When training a neural network using the back-propagation algorithm where you update after looking at a single training item (stochastic or online training), you must supply a value for the learning rate. The learning rate controls how much each weight and bias is changed in each iteration of training. For example, Python code to update the weight that connects input node [i] to hidden node [j] could look like:
delta = learnRate * ihGrads[i,j] self.ihWeights[i,j] += delta
Here the ihGrads[i,j] is the gradient associated with the weight, which has been calculated earlier in the code. For example, if a current input-to-hidden weight has value +3.56 and the learning rate is 0.01 and the associated gradient is +2.78 then the new value of the weight is: w = 3.56 + (0.01 * 2.70) = 3.56 + 0.027 = 3.587.
If you pick a small learning rate, training will proceed slowly but surely, however, it could be too slow, taking hours or even days. But if you pick a large learning rate, you could overshoot a good answer and then on the next iteration undershoot, and get into an oscillating pattern where training never converges.
The purpose of momentum is to speed up training but with a reduced risk of oscillating. In code, momentum could be implemented like:
delta = learnRate * ihGrads[i,j] self.ihWeights[i,j] += delta self.ihWeights[i,j] += momentum * ih_prev_weights_delta[i,j] ih_prev_weights_delta[i,j] = delta
Technically, momentum is very simple. After updating a weight, you update a second time using the value of the previous update delta amount. Suppose the momentum rate is set to 0.50 and the delta from the previous iteration was 0.044 then the value of the weight example from above would be w = 3.56 + (0.01 * 2.70) + (0.50 * 0.044) = 3.56 + 0.027 + 0.022 = 3.609.

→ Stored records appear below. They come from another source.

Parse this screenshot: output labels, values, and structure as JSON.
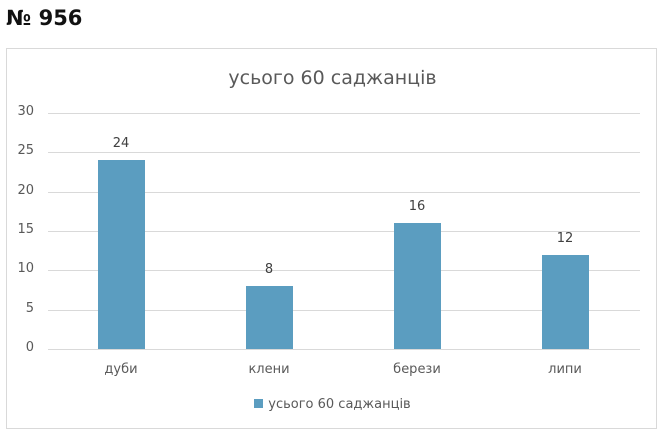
{
  "header": {
    "problem_number": "№ 956"
  },
  "chart_data": {
    "type": "bar",
    "title": "усього 60 саджанців",
    "categories": [
      "дуби",
      "клени",
      "берези",
      "липи"
    ],
    "series": [
      {
        "name": "усього 60 саджанців",
        "values": [
          24,
          8,
          16,
          12
        ],
        "color": "#5b9dc0"
      }
    ],
    "values": [
      24,
      8,
      16,
      12
    ],
    "data_labels": [
      "24",
      "8",
      "16",
      "12"
    ],
    "xlabel": "",
    "ylabel": "",
    "ylim": [
      0,
      30
    ],
    "yticks": [
      "0",
      "5",
      "10",
      "15",
      "20",
      "25",
      "30"
    ],
    "grid": true,
    "legend_position": "bottom"
  }
}
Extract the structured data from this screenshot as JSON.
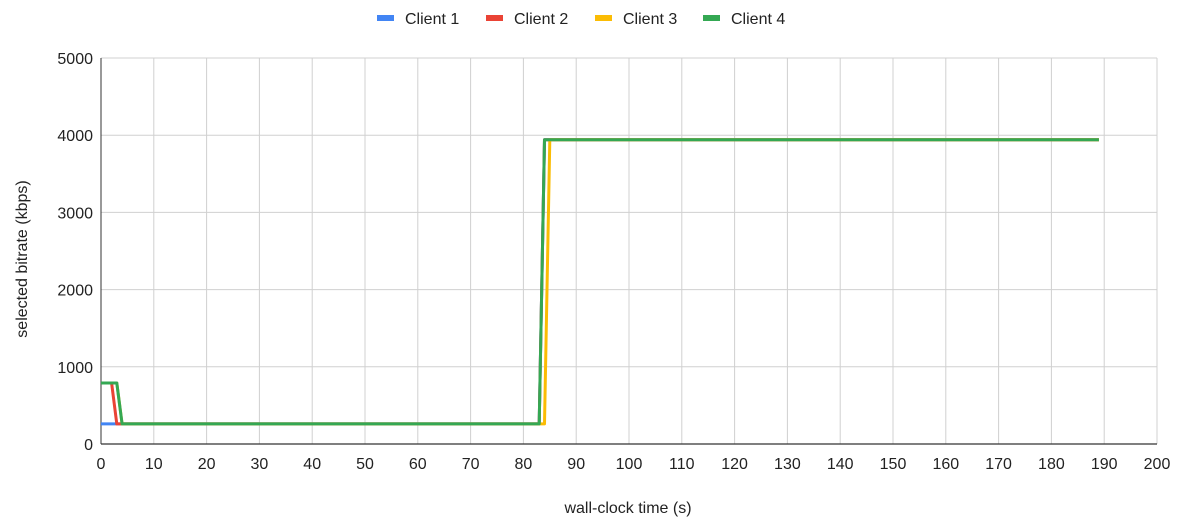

The reason why momentum helps is actually quite subtle and most explanations I’ve seen on the Internet are a bit misleading.

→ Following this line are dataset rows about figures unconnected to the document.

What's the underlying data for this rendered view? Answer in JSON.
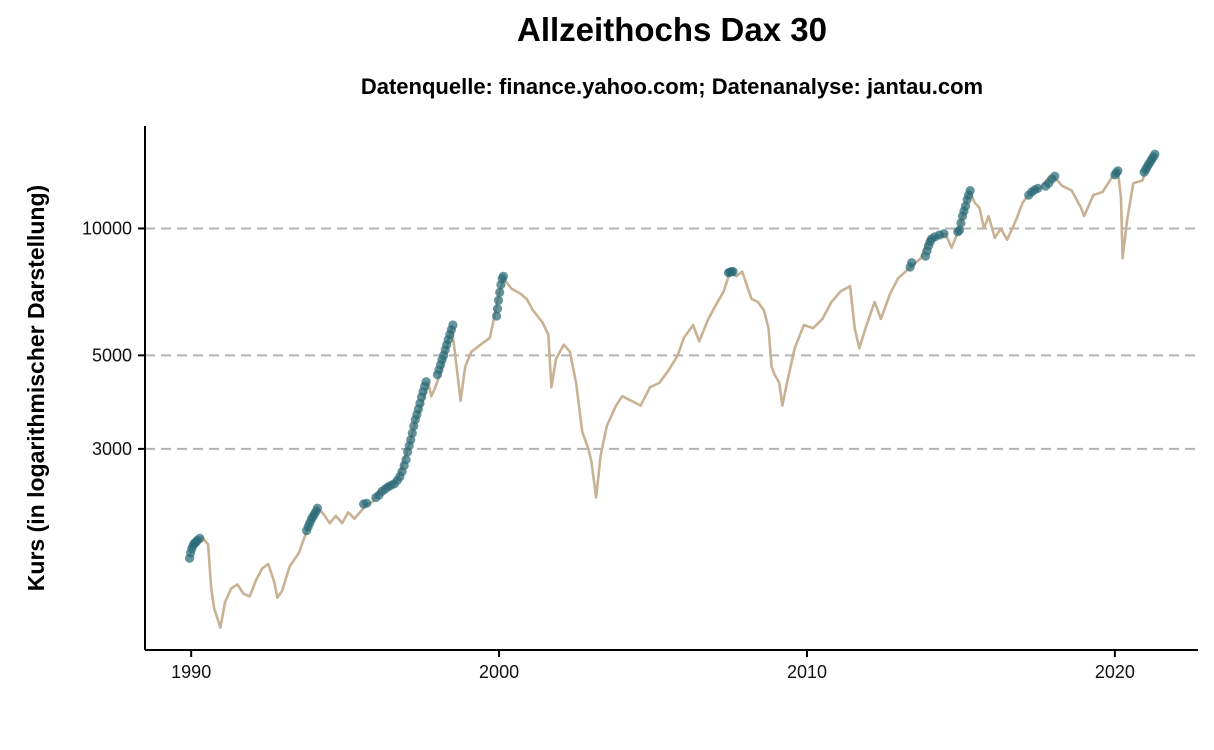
{
  "chart_data": {
    "type": "line",
    "title": "Allzeithochs Dax 30",
    "subtitle": "Datenquelle: finance.yahoo.com; Datenanalyse: jantau.com",
    "xlabel": "",
    "ylabel": "Kurs (in logarithmischer Darstellung)",
    "y_scale": "log",
    "xlim": [
      1988.5,
      2022.7
    ],
    "ylim": [
      1000,
      17500
    ],
    "x_ticks": [
      1990,
      2000,
      2010,
      2020
    ],
    "x_tick_labels": [
      "1990",
      "2000",
      "2010",
      "2020"
    ],
    "y_ticks": [
      3000,
      5000,
      10000
    ],
    "y_tick_labels": [
      "3000",
      "5000",
      "10000"
    ],
    "grid": "horizontal dashed at y ticks",
    "legend": "none",
    "colors": {
      "price_line": "#c9b294",
      "all_time_high": "#2b6b78"
    },
    "series": [
      {
        "type": "line",
        "points": [
          [
            1990.0,
            1750
          ],
          [
            1990.2,
            1820
          ],
          [
            1990.35,
            1850
          ],
          [
            1990.55,
            1780
          ],
          [
            1990.65,
            1400
          ],
          [
            1990.75,
            1250
          ],
          [
            1990.85,
            1190
          ],
          [
            1990.95,
            1130
          ],
          [
            1991.1,
            1300
          ],
          [
            1991.3,
            1400
          ],
          [
            1991.5,
            1430
          ],
          [
            1991.7,
            1360
          ],
          [
            1991.9,
            1340
          ],
          [
            1992.1,
            1460
          ],
          [
            1992.3,
            1560
          ],
          [
            1992.5,
            1600
          ],
          [
            1992.7,
            1450
          ],
          [
            1992.8,
            1330
          ],
          [
            1992.95,
            1380
          ],
          [
            1993.2,
            1580
          ],
          [
            1993.5,
            1700
          ],
          [
            1993.8,
            1960
          ],
          [
            1993.95,
            2050
          ],
          [
            1994.1,
            2180
          ],
          [
            1994.3,
            2100
          ],
          [
            1994.5,
            2000
          ],
          [
            1994.7,
            2080
          ],
          [
            1994.9,
            2000
          ],
          [
            1995.1,
            2120
          ],
          [
            1995.3,
            2050
          ],
          [
            1995.5,
            2130
          ],
          [
            1995.7,
            2210
          ],
          [
            1995.9,
            2250
          ],
          [
            1996.1,
            2380
          ],
          [
            1996.4,
            2460
          ],
          [
            1996.7,
            2540
          ],
          [
            1996.9,
            2800
          ],
          [
            1997.1,
            3100
          ],
          [
            1997.3,
            3500
          ],
          [
            1997.5,
            3850
          ],
          [
            1997.7,
            4300
          ],
          [
            1997.8,
            4000
          ],
          [
            1997.9,
            4150
          ],
          [
            1998.1,
            4550
          ],
          [
            1998.3,
            5200
          ],
          [
            1998.45,
            5850
          ],
          [
            1998.55,
            5200
          ],
          [
            1998.75,
            3900
          ],
          [
            1998.9,
            4700
          ],
          [
            1999.1,
            5100
          ],
          [
            1999.4,
            5300
          ],
          [
            1999.7,
            5500
          ],
          [
            1999.85,
            6200
          ],
          [
            2000.0,
            7000
          ],
          [
            2000.15,
            7600
          ],
          [
            2000.4,
            7200
          ],
          [
            2000.7,
            7000
          ],
          [
            2000.9,
            6800
          ],
          [
            2001.1,
            6400
          ],
          [
            2001.4,
            6000
          ],
          [
            2001.6,
            5600
          ],
          [
            2001.7,
            4200
          ],
          [
            2001.85,
            4900
          ],
          [
            2002.1,
            5300
          ],
          [
            2002.3,
            5100
          ],
          [
            2002.5,
            4300
          ],
          [
            2002.7,
            3300
          ],
          [
            2002.9,
            3000
          ],
          [
            2003.0,
            2800
          ],
          [
            2003.15,
            2300
          ],
          [
            2003.3,
            2900
          ],
          [
            2003.5,
            3400
          ],
          [
            2003.8,
            3800
          ],
          [
            2004.0,
            4000
          ],
          [
            2004.3,
            3900
          ],
          [
            2004.6,
            3800
          ],
          [
            2004.9,
            4200
          ],
          [
            2005.2,
            4300
          ],
          [
            2005.5,
            4600
          ],
          [
            2005.8,
            5000
          ],
          [
            2006.0,
            5500
          ],
          [
            2006.3,
            5900
          ],
          [
            2006.5,
            5400
          ],
          [
            2006.8,
            6100
          ],
          [
            2007.0,
            6500
          ],
          [
            2007.3,
            7100
          ],
          [
            2007.5,
            7900
          ],
          [
            2007.7,
            7700
          ],
          [
            2007.9,
            7900
          ],
          [
            2008.0,
            7500
          ],
          [
            2008.2,
            6800
          ],
          [
            2008.4,
            6700
          ],
          [
            2008.6,
            6400
          ],
          [
            2008.75,
            5800
          ],
          [
            2008.85,
            4700
          ],
          [
            2008.95,
            4500
          ],
          [
            2009.1,
            4300
          ],
          [
            2009.2,
            3800
          ],
          [
            2009.35,
            4300
          ],
          [
            2009.6,
            5200
          ],
          [
            2009.9,
            5900
          ],
          [
            2010.2,
            5800
          ],
          [
            2010.5,
            6100
          ],
          [
            2010.8,
            6700
          ],
          [
            2011.1,
            7100
          ],
          [
            2011.4,
            7300
          ],
          [
            2011.55,
            5800
          ],
          [
            2011.7,
            5200
          ],
          [
            2011.9,
            5800
          ],
          [
            2012.2,
            6700
          ],
          [
            2012.4,
            6100
          ],
          [
            2012.7,
            7000
          ],
          [
            2012.95,
            7600
          ],
          [
            2013.2,
            7900
          ],
          [
            2013.45,
            8200
          ],
          [
            2013.7,
            8500
          ],
          [
            2013.95,
            9500
          ],
          [
            2014.2,
            9500
          ],
          [
            2014.5,
            9700
          ],
          [
            2014.7,
            9000
          ],
          [
            2014.9,
            9800
          ],
          [
            2015.1,
            11000
          ],
          [
            2015.28,
            12300
          ],
          [
            2015.45,
            11500
          ],
          [
            2015.6,
            11200
          ],
          [
            2015.75,
            10000
          ],
          [
            2015.9,
            10700
          ],
          [
            2016.1,
            9500
          ],
          [
            2016.3,
            10000
          ],
          [
            2016.5,
            9400
          ],
          [
            2016.8,
            10500
          ],
          [
            2017.0,
            11500
          ],
          [
            2017.3,
            12300
          ],
          [
            2017.6,
            12500
          ],
          [
            2017.85,
            13200
          ],
          [
            2018.0,
            13300
          ],
          [
            2018.3,
            12600
          ],
          [
            2018.6,
            12300
          ],
          [
            2018.9,
            11200
          ],
          [
            2019.0,
            10700
          ],
          [
            2019.3,
            12000
          ],
          [
            2019.6,
            12200
          ],
          [
            2019.9,
            13200
          ],
          [
            2020.1,
            13700
          ],
          [
            2020.2,
            11800
          ],
          [
            2020.25,
            8500
          ],
          [
            2020.4,
            10500
          ],
          [
            2020.6,
            12800
          ],
          [
            2020.9,
            13000
          ],
          [
            2021.0,
            13800
          ],
          [
            2021.2,
            14500
          ],
          [
            2021.3,
            15000
          ]
        ]
      },
      {
        "type": "scatter",
        "name": "",
        "points": [
          [
            1989.95,
            1650
          ],
          [
            1989.98,
            1700
          ],
          [
            1990.02,
            1740
          ],
          [
            1990.06,
            1770
          ],
          [
            1990.1,
            1790
          ],
          [
            1990.15,
            1800
          ],
          [
            1990.2,
            1820
          ],
          [
            1990.28,
            1840
          ],
          [
            1993.75,
            1920
          ],
          [
            1993.8,
            1960
          ],
          [
            1993.85,
            2000
          ],
          [
            1993.9,
            2040
          ],
          [
            1993.95,
            2070
          ],
          [
            1994.0,
            2100
          ],
          [
            1994.05,
            2130
          ],
          [
            1994.1,
            2170
          ],
          [
            1995.6,
            2220
          ],
          [
            1995.7,
            2230
          ],
          [
            1996.0,
            2300
          ],
          [
            1996.1,
            2330
          ],
          [
            1996.2,
            2380
          ],
          [
            1996.3,
            2410
          ],
          [
            1996.4,
            2440
          ],
          [
            1996.5,
            2460
          ],
          [
            1996.6,
            2480
          ],
          [
            1996.7,
            2530
          ],
          [
            1996.78,
            2580
          ],
          [
            1996.85,
            2650
          ],
          [
            1996.92,
            2740
          ],
          [
            1996.98,
            2830
          ],
          [
            1997.03,
            2950
          ],
          [
            1997.08,
            3050
          ],
          [
            1997.13,
            3150
          ],
          [
            1997.18,
            3270
          ],
          [
            1997.23,
            3400
          ],
          [
            1997.28,
            3520
          ],
          [
            1997.33,
            3620
          ],
          [
            1997.38,
            3730
          ],
          [
            1997.43,
            3850
          ],
          [
            1997.48,
            3980
          ],
          [
            1997.53,
            4100
          ],
          [
            1997.58,
            4220
          ],
          [
            1997.63,
            4330
          ],
          [
            1998.0,
            4500
          ],
          [
            1998.05,
            4620
          ],
          [
            1998.1,
            4750
          ],
          [
            1998.15,
            4880
          ],
          [
            1998.2,
            5000
          ],
          [
            1998.25,
            5150
          ],
          [
            1998.3,
            5300
          ],
          [
            1998.35,
            5450
          ],
          [
            1998.4,
            5600
          ],
          [
            1998.45,
            5750
          ],
          [
            1998.5,
            5900
          ],
          [
            1999.92,
            6200
          ],
          [
            1999.95,
            6450
          ],
          [
            1999.98,
            6750
          ],
          [
            2000.02,
            7050
          ],
          [
            2000.06,
            7350
          ],
          [
            2000.1,
            7600
          ],
          [
            2000.14,
            7700
          ],
          [
            2007.45,
            7850
          ],
          [
            2007.5,
            7880
          ],
          [
            2007.55,
            7900
          ],
          [
            2007.6,
            7900
          ],
          [
            2013.35,
            8100
          ],
          [
            2013.4,
            8300
          ],
          [
            2013.85,
            8600
          ],
          [
            2013.9,
            8850
          ],
          [
            2013.95,
            9100
          ],
          [
            2014.0,
            9300
          ],
          [
            2014.05,
            9450
          ],
          [
            2014.15,
            9550
          ],
          [
            2014.3,
            9650
          ],
          [
            2014.45,
            9720
          ],
          [
            2014.9,
            9820
          ],
          [
            2014.95,
            9900
          ],
          [
            2015.0,
            10300
          ],
          [
            2015.05,
            10700
          ],
          [
            2015.1,
            11000
          ],
          [
            2015.15,
            11300
          ],
          [
            2015.2,
            11700
          ],
          [
            2015.25,
            12000
          ],
          [
            2015.3,
            12300
          ],
          [
            2017.2,
            12000
          ],
          [
            2017.3,
            12200
          ],
          [
            2017.4,
            12350
          ],
          [
            2017.5,
            12450
          ],
          [
            2017.75,
            12600
          ],
          [
            2017.85,
            12800
          ],
          [
            2017.95,
            13100
          ],
          [
            2018.05,
            13300
          ],
          [
            2020.0,
            13400
          ],
          [
            2020.05,
            13550
          ],
          [
            2020.1,
            13700
          ],
          [
            2020.95,
            13600
          ],
          [
            2021.0,
            13800
          ],
          [
            2021.05,
            14000
          ],
          [
            2021.1,
            14200
          ],
          [
            2021.15,
            14400
          ],
          [
            2021.2,
            14600
          ],
          [
            2021.25,
            14800
          ],
          [
            2021.3,
            15000
          ]
        ]
      }
    ]
  }
}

A typical explanation is that momentum helps training escape being trapped in local minima, by jumping over such minima. But that explanation doesn’t fully explain why momentum wouldn’t also jump over the global error minimum you’re looking for.
In essence, during the early part of training, momentum just moves you faster. Later, when you are closer to convergence, the update delta values become very small so the momentum becomes small and so you won’t be as likely jump over the global minimum. Put another way, momentum is a technique that creates an adaptive learning rate, and one that varies for different weights.
The downside to using momentum is that the value of the momentum factor is a free parameter and you have to use trial and error to find a good value.